Posted on 22 October 2015 by Douglas Chadwick
Momentum investors need to have a regulated approach to following sector trends in the stock market. It is not difficult when using hindsight to see what was a trend to follow, and what was not, but getting it right at the time, that is the difficult bit. Some would say the function of forecasting is to make astrology look respectable. However following the numbers is not forecasting, and catching and identifying a rising sector correctly can lead to riches. That is why at Saltydog Investor we make our decisions based on a weekly analysis of the unit trust fund performance numbers broken down into their asset sectors. These are then reviewed on a four, twelve and twenty six week basis. Not for us decision making based on twelve month performance numbers. Keep it simple, and build a portfolio of unit trusts using a fund supermarket platform to keep your trading cheap.

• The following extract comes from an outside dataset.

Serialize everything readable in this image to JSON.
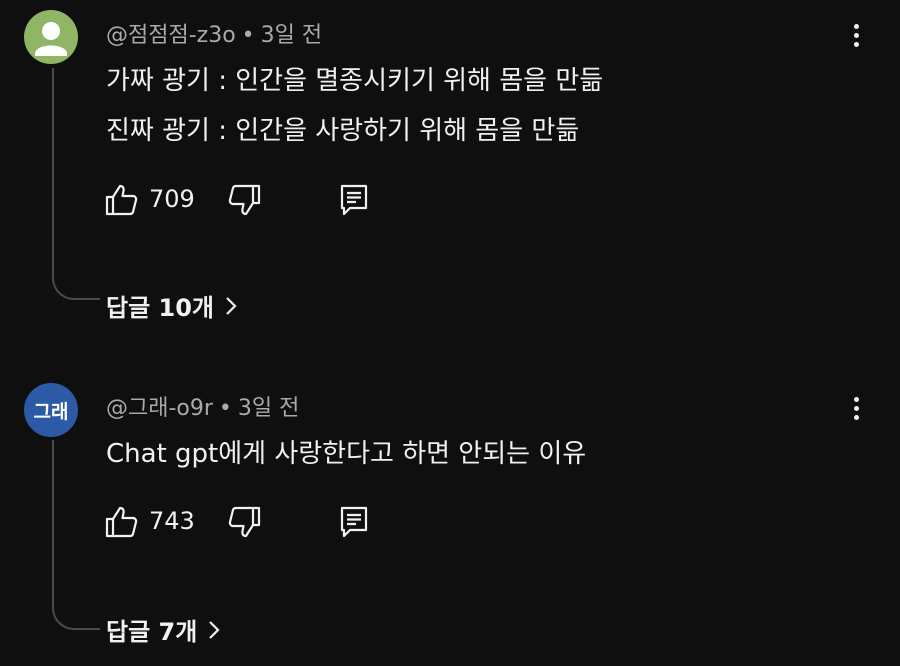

To be a successful active investor you must have access to continuous up-to-date accurate information. Your decisions should not be based on rumour, speculation and hearsay. An example of the importance of this goes back to the days of sail. Clipper ships returning from the Far East before proceeding up the English Channel to London, would call in at the port of Falmouth at the western end of England. From here they would send coded messages by horsemen to the ship`s owners in London, this being the fastest method of communication at the time. These messages not only gave details of the ship`s cargo of spices, teas and exotic goods, but also as important if not more so, international news. The traders with this information then had a head start on their competitors and would be making their decisions and fortunes based on facts.
One of the most important things when looking at your investment portfolio, is to believe that tomorrow will be better than today. Try not to get disheartened when as undoubtedly will happen, you make mistakes and have failures. You must keep at it and treat these occurrences as “opportunities” to learn. There is a way to minimise the effect of any setbacks and protect your portfolio. That is to create your own risk pie-chart. Only then will you avoid the temptation (or innocent default) of ending up with too large a percentage of your portfolio invested in funds which lie in the higher reaches of volatility and risk. The more volatile your selection, the greater the risk of losing your gains when the trend you are following reverses direction. Of course you would hope to be alert to this change and take the necessary action. Better however to conduct these investing acrobats with a small part of your portfolio whilst the bulk trundles along in a safer environment. Investing should be enjoyable and not a do or die situation. You will then feel more inclined to keep at it and enjoy the benefits of time and compound interest.
The Saltydog Tugboat portfolio maintains a cautious approach by ensuring that at least 70% of the portfolio is in what we call ‘Slow Ahead’ funds. This has meant that in less than 5 years our portfolio has not only gone up over 50%, but we have successfully avoided all the market corrections.